How do orphan records occur?¶
Orphan records can occur when a DNSRecord
resource (a resource that is created in response to a DNSPolicy
) is deleted without allowing the owning controller time to clean up the associated records in the DNS provider. Generally in order for this to happen, you would need to force remove a finalizer
from the DNSRecord
resource, delete the kuadrant-system namespace directly or un-install kuadrant (delete the subscription if using OLM) without first cleaning up existing policies or delete a cluster entirely without first cleaning up the associated DNSPolicies. These are not common scenarios but when they do occur they can leave behind records in your DNS Provider which may point to IPs / Hosts that are no longer valid.
How do you spot an orphan record(s) exist?¶
There is a prometheus based alert that uses some metrics exposed from the DNS components to spot this situation. If you have installed the alerts for Kuadrant under the examples folder, you will see in the alerts tab an alert called PossibleOrphanedDNSRecords
. When this is firing it means there are likely to be orphaned records in your provider.
How do you get rid of an orphan record?¶
To remove an Orphan Record we must first identify the owner that is no longer aware of the record. To do this we need an existing DNSRecord in another cluster.
Example: You have 2 clusters that each have a gateway and share a host apps.example.com
and have setup a DNSPolicy for each gateway. On cluster 1 you remove the kuadrant-system
namespace without first cleaning up existing DNSPolicies targeting the gateway in your ingress-gateway
namespace. Now there are a set of records that were being managed for that gateway that have not been removed.
On cluster 2 the DNS Operator managing the existing DNSRecord in that cluster has a record of all owners of that dns name.
In prometheus alerts, it spots that the number of owners does not correlate to the number of DNSRecord resources and triggers an alert.
To remedy this rather than going to the DNS provider directly and trying to figure out which records to remove, you can instead follow the steps below.

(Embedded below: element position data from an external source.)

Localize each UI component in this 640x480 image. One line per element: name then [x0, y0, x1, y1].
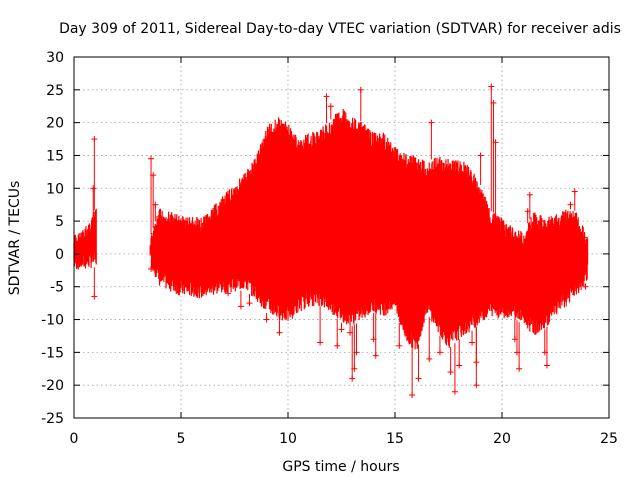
y-axis-label: SDTVAR / TECUs [7, 181, 23, 296]
chart-title: Day 309 of 2011, Sidereal Day-to-day VTE… [59, 21, 621, 37]
data-series [73, 83, 589, 399]
axis-ticks [73, 56, 610, 419]
x-tick-label: 5 [177, 431, 186, 447]
y-tick-label: 30 [46, 50, 64, 66]
y-tick-label: -25 [41, 411, 64, 427]
x-axis-label: GPS time / hours [282, 459, 399, 475]
y-tick-label: -20 [41, 378, 64, 394]
tick-labels: 0 5 10 15 20 25 -25 -20 -15 -10 -5 0 5 10 15 20 25 30 [41, 50, 618, 447]
y-tick-label: 5 [55, 214, 64, 230]
plot-frame [73, 56, 610, 419]
y-tick-label: 20 [46, 116, 64, 132]
x-tick-label: 20 [493, 431, 511, 447]
x-tick-label: 10 [279, 431, 297, 447]
x-tick-label: 15 [386, 431, 404, 447]
y-tick-label: 0 [55, 247, 64, 263]
y-tick-label: -5 [50, 280, 64, 296]
x-tick-label: 0 [70, 431, 79, 447]
x-tick-label: 25 [600, 431, 618, 447]
y-tick-label: 15 [46, 148, 64, 164]
y-tick-label: -15 [41, 345, 64, 361]
y-tick-label: 10 [46, 181, 64, 197]
y-tick-label: 25 [46, 83, 64, 99]
y-tick-label: -10 [41, 313, 64, 329]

Get the owner id of the DNSRecord on cluster 2 for the shared host
Get all the owner ids
kubectl get dnsrecord.kuadrant.io somerecord -n my-gateway-ns -o=jsonpath='{.status.domainOwners}'
# output
# ["26aacm1z","49qn0wp7"]
Create a placeholder DNSRecord with none active ownerID
For each owner id returned that isn't the owner id of the record that we want to remove records for, we need to create a dnsrecord resource and delete it. This will trigger the running operator in this cluster to clean up those records.
This is one of the owner id not in the existing dnsrecord on cluster
export ownerID=26aacm1z
export rootHost=$(kubectl get dnsrecord.kuadrant.io somerecord -n my-gateway-ns -o=jsonpath='{.spec.rootHost}')
Export a namespace with the aws credentials in it
export targetNS=kuadrant-system
kubectl apply -f - <<EOF
apiVersion: kuadrant.io/v1alpha1
kind: DNSRecord
metadata:
name: delete-old-loadbalanced-dnsrecord
namespace: ${targetNS}
spec:
providerRef:
name: my-aws-credentials
ownerID: ${ownerID}
rootHost: ${rootHost}
endpoints:
- dnsName: ${rootHost}
recordTTL: 60
recordType: CNAME
targets:
- klb.doesnt-exist.${rootHost}
EOF
Delete the DNSrecord
Verification
We can verify that the steps worked correctly, by checking the DNSRecord again. Note it may take a several minutes for the other record to update. We can force it by adding a label to the record
kubectl label dnsrecord.kuadrant.io somerecord test=test -n ${targetNS}
kubectl get dnsrecord.kuadrant.io somerecord -n my-gateway-ns -o=jsonpath='{.status.domainOwners}'
You should also see your alert eventually stop triggering.